Casimir-Lifshitz Interaction between Dielectrics of Arbitrary Geometry: A Dielectric Contrast Perturbation Theory

TL;DR

This paper develops a perturbation theory based on dielectric contrast to calculate Casimir-Lifshitz forces for arbitrary dielectric geometries, extending existing methods by focusing on dielectric properties rather than geometry.

Contribution

It introduces a dielectric contrast perturbation approach to evaluate electromagnetic fluctuation forces for complex dielectric shapes, complementing geometric perturbation methods.

Findings

Recasts Lifshitz energy as a sum of many-body contributions.

Discusses the validity and convergence of the perturbation theory.

Provides example calculations for parallel semi-infinite objects.

Abstract

The general theory of electromagnetic--fluctuation--induced interactions in dielectric bodies as formulated by Dzyaloshinskii, Lifshitz, and Pitaevskii is rewritten as a perturbation theory in terms of the spatial contrast in (imaginary) frequency dependent dielectric function.

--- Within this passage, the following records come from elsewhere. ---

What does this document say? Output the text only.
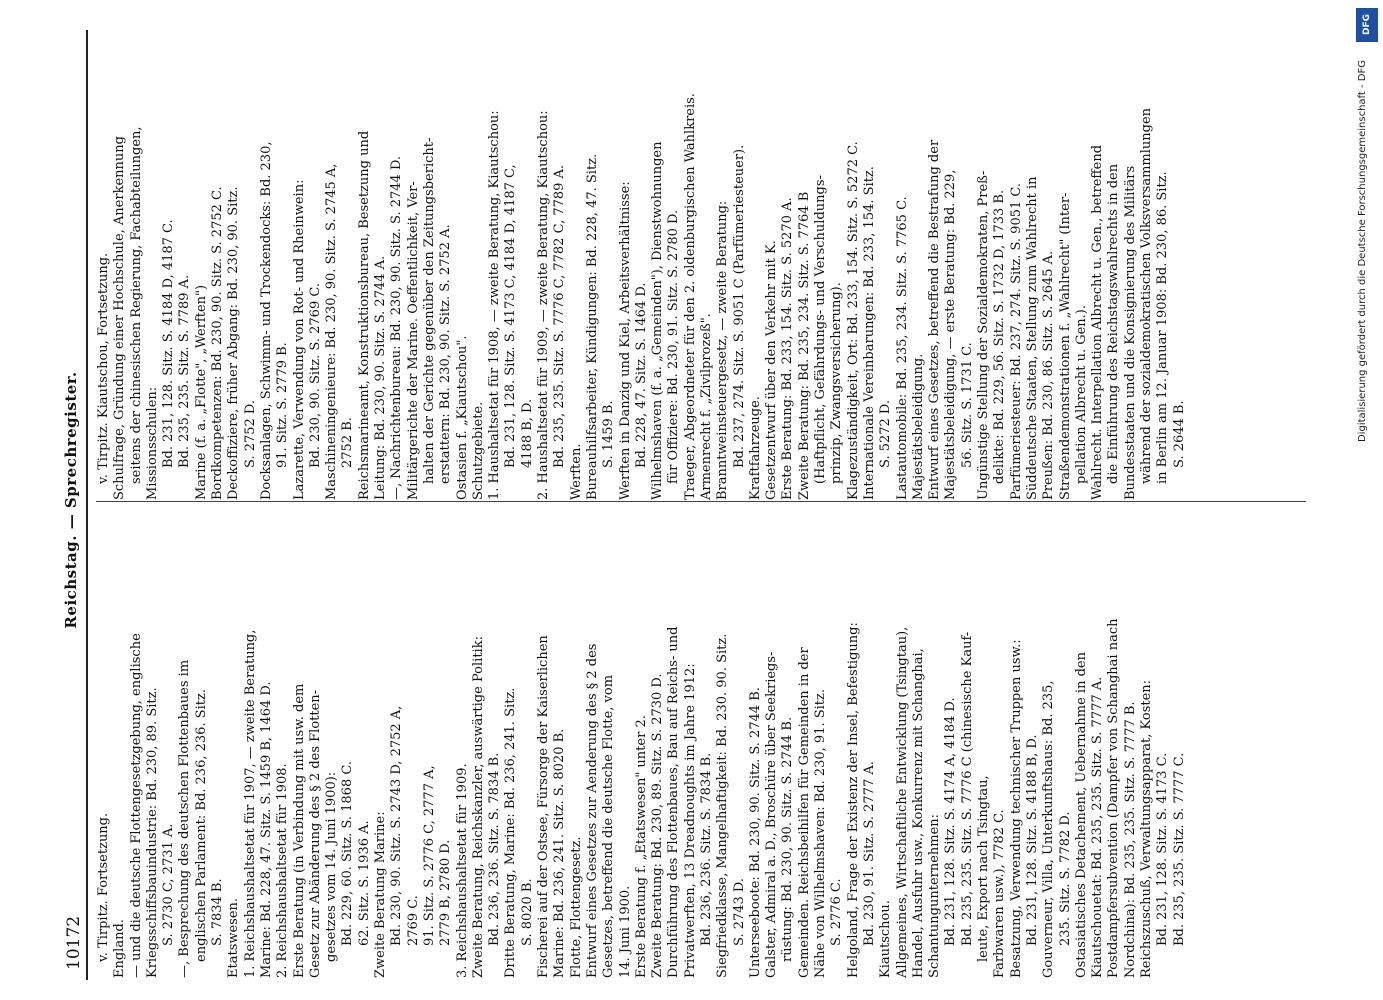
10172
Reichstag. — Sprechregister.
v. Tirpitz. Fortsetzung. England. — und die deutsche Flottengesetzgebung, englische Kriegsschiffsbauindustrie: Bd. 230, 89. Sitz. S. 2730 C, 2731 A. —, Besprechung des deutschen Flottenbaues im englischen Parlament: Bd. 236, 236. Sitz. S. 7834 B. Etatswesen. 1. Reichshaushaltsetat für 1907, — zweite Beratung, Marine: Bd. 228, 47. Sitz. S. 1459 B, 1464 D. 2. Reichshaushaltsetat für 1908. Erste Beratung (in Verbindung mit usw. dem Gesetz zur Abänderung des § 2 des Flotten- gesetzes vom 14. Juni 1900): Bd. 229, 60. Sitz. S. 1868 C. 62. Sitz. S. 1936 A. Zweite Beratung Marine: Bd. 230, 90. Sitz. S. 2743 D, 2752 A, 2769 C. 91. Sitz. S. 2776 C, 2777 A, 2779 B, 2780 D. 3. Reichshaushaltsetat für 1909. Zweite Beratung, Reichskanzler, auswärtige Politik: Bd. 236, 236. Sitz. S. 7834 B. Dritte Beratung, Marine: Bd. 236, 241. Sitz. S. 8020 B. Fischerei auf der Ostsee, Fürsorge der Kaiserlichen Marine: Bd. 236, 241. Sitz. S. 8020 B. Flotte, Flottengesetz. Entwurf eines Gesetzes zur Aenderung des § 2 des Gesetzes, betreffend die deutsche Flotte, vom 14. Juni 1900. Erste Beratung f. „Etatswesen" unter 2. Zweite Beratung: Bd. 230, 89. Sitz. S. 2730 D. Durchführung des Flottenbaues, Bau auf Reichs- und Privatwerften, 13 Dreadnoughts im Jahre 1912: Bd. 236, 236. Sitz. S. 7834 B. Siegfriedklasse, Mangelhaftigkeit: Bd. 230. 90. Sitz. S. 2743 D. Unterseeboote: Bd. 230, 90. Sitz. S. 2744 B. Galster, Admiral a. D., Broschüre über Seekriegs- rüstung: Bd. 230, 90. Sitz. S. 2744 B. Gemeinden. Reichsbeihilfen für Gemeinden in der Nähe von Wilhelmshaven: Bd. 230, 91. Sitz. S. 2776 C. Helgoland, Frage der Existenz der Insel, Befestigung: Bd. 230, 91. Sitz. S. 2777 A. Kiautschou. Allgemeines, Wirtschaftliche Entwicklung (Tsingtau), Handel, Ausfuhr usw., Konkurrenz mit Schanghai, Schantungunternehmen: Bd. 231, 128. Sitz. S. 4174 A, 4184 D. Bd. 235, 235. Sitz. S. 7776 C (chinesische Kauf- leute, Export nach Tsingtau, Farbwaren usw.), 7782 C. Besatzung, Verwendung technischer Truppen usw.: Bd. 231, 128. Sitz. S. 4188 B, D. Gouverneur, Villa, Unterkunftshaus: Bd. 235, 235. Sitz. S. 7782 D. Ostasiatisches Detachement, Uebernahme in den Kiautschouetat: Bd. 235, 235. Sitz. S. 7777 A. Postdampfersubvention (Dampfer von Schanghai nach Nordchina): Bd. 235, 235. Sitz. S. 7777 B. Reichszuschuß, Verwaltungsapparat, Kosten: Bd. 231, 128. Sitz. S. 4173 C. Bd. 235, 235. Sitz. S. 7777 C.
v. Tirpitz. Kiautschou, Fortsetzung. Schulfrage, Gründung einer Hochschule, Anerkennung seitens der chinesischen Regierung, Fachabteilungen, Missionsschulen: Bd. 231, 128. Sitz. S. 4184 D, 4187 C. Bd. 235, 235. Sitz. S. 7789 A. Marine (f. a. „Flotte", „Werften") Bordkompetenzen: Bd. 230, 90. Sitz. S. 2752 C. Deckoffiziere, früher Abgang: Bd. 230, 90. Sitz. S. 2752 D. Docksanlagen, Schwimm- und Trockendocks: Bd. 230, 91. Sitz. S. 2779 B. Lazarette, Verwendung von Rot- und Rheinwein: Bd. 230, 90. Sitz. S. 2769 C. Maschineningenieure: Bd. 230, 90. Sitz. S. 2745 A, 2752 B. Reichsmarineamt, Konstruktionsbureau, Besetzung und Leitung: Bd. 230, 90. Sitz. S. 2744 A. —, Nachrichtenbureau: Bd. 230, 90. Sitz. S. 2744 D. Militärgerichte der Marine. Oeffentlichkeit, Ver- halten der Gerichte gegenüber den Zeitungsbericht- erstattern: Bd. 230, 90. Sitz. S. 2752 A. Ostasien f. „Kiautschou". Schutzgebiete. 1. Haushaltsetat für 1908, — zweite Beratung, Kiautschou: Bd. 231, 128. Sitz. S. 4173 C, 4184 D, 4187 C, 4188 B, D. 2. Haushaltsetat für 1909, — zweite Beratung, Kiautschou: Bd. 235, 235. Sitz. S. 7776 C, 7782 C, 7789 A.
Werften. Bureauhilfsarbeiter, Kündigungen: Bd. 228, 47. Sitz. S. 1459 B. Werften in Danzig und Kiel, Arbeitsverhältnisse: Bd. 228, 47. Sitz. S. 1464 D. Wilhelmshaven (f. a. „Gemeinden"), Dienstwohnungen für Offiziere: Bd. 230, 91. Sitz. S. 2780 D. Traeger, Abgeordneter für den 2. oldenburgischen Wahlkreis. Armenrecht f. „Zivilprozeß". Branntweinsteuergesetz, — zweite Beratung: Bd. 237, 274. Sitz. S. 9051 C (Parfümeriesteuer). Kraftfahrzeuge. Gesetzentwurf über den Verkehr mit K. Erste Beratung: Bd. 233, 154. Sitz. S. 5270 A. Zweite Beratung: Bd. 235, 234. Sitz. S. 7764 B (Haftpflicht, Gefährdungs- und Verschuldungs- prinzip, Zwangsversicherung). Klagezuständigkeit, Ort: Bd. 233, 154. Sitz. S. 5272 C. Internationale Vereinbarungen: Bd. 233, 154. Sitz. S. 5272 D. Lastautomobile: Bd. 235, 234. Sitz. S. 7765 C. Majestätsbeleidigung. Entwurf eines Gesetzes, betreffend die Bestrafung der Majestätsbeleidigung, — erste Beratung: Bd. 229, 56. Sitz. S. 1731 C. Ungünstige Stellung der Sozialdemokraten, Preß- delikte: Bd. 229, 56. Sitz. S. 1732 D, 1733 B. Parfümeriesteuer: Bd. 237, 274. Sitz. S. 9051 C. Süddeutsche Staaten, Stellung zum Wahlrecht in Preußen: Bd. 230, 86. Sitz. S. 2645 A. Straßendemonstrationen f. „Wahlrecht" (Inter- pellation Albrecht u. Gen.). Wahlrecht. Interpellation Albrecht u. Gen., betreffend die Einführung des Reichstagswahlrechts in den Bundesstaaten und die Konsignierung des Militärs während der sozialdemokratischen Volksversammlungen in Berlin am 12. Januar 1908: Bd. 230, 86. Sitz. S. 2644 B.
DFG
Digitalisierung gefördert durch die Deutsche Forschungsgemeinschaft - DFG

The formulation can be used to calculate the Casimir-Lifshitz forces for dielectric objects of arbitrary geometry, as a perturbative expansion in the dielectric contrast, and could thus complement the existing theories that use perturbation in geometrical features. We find that expansion in dielectric contrast recasts the resulting Lifshitz energy into a sum of the different many-body contributions. The limit of validity and convergence properties of the perturbation theory is discussed using the example of parallel semi-infinite objects for which the exact result is known.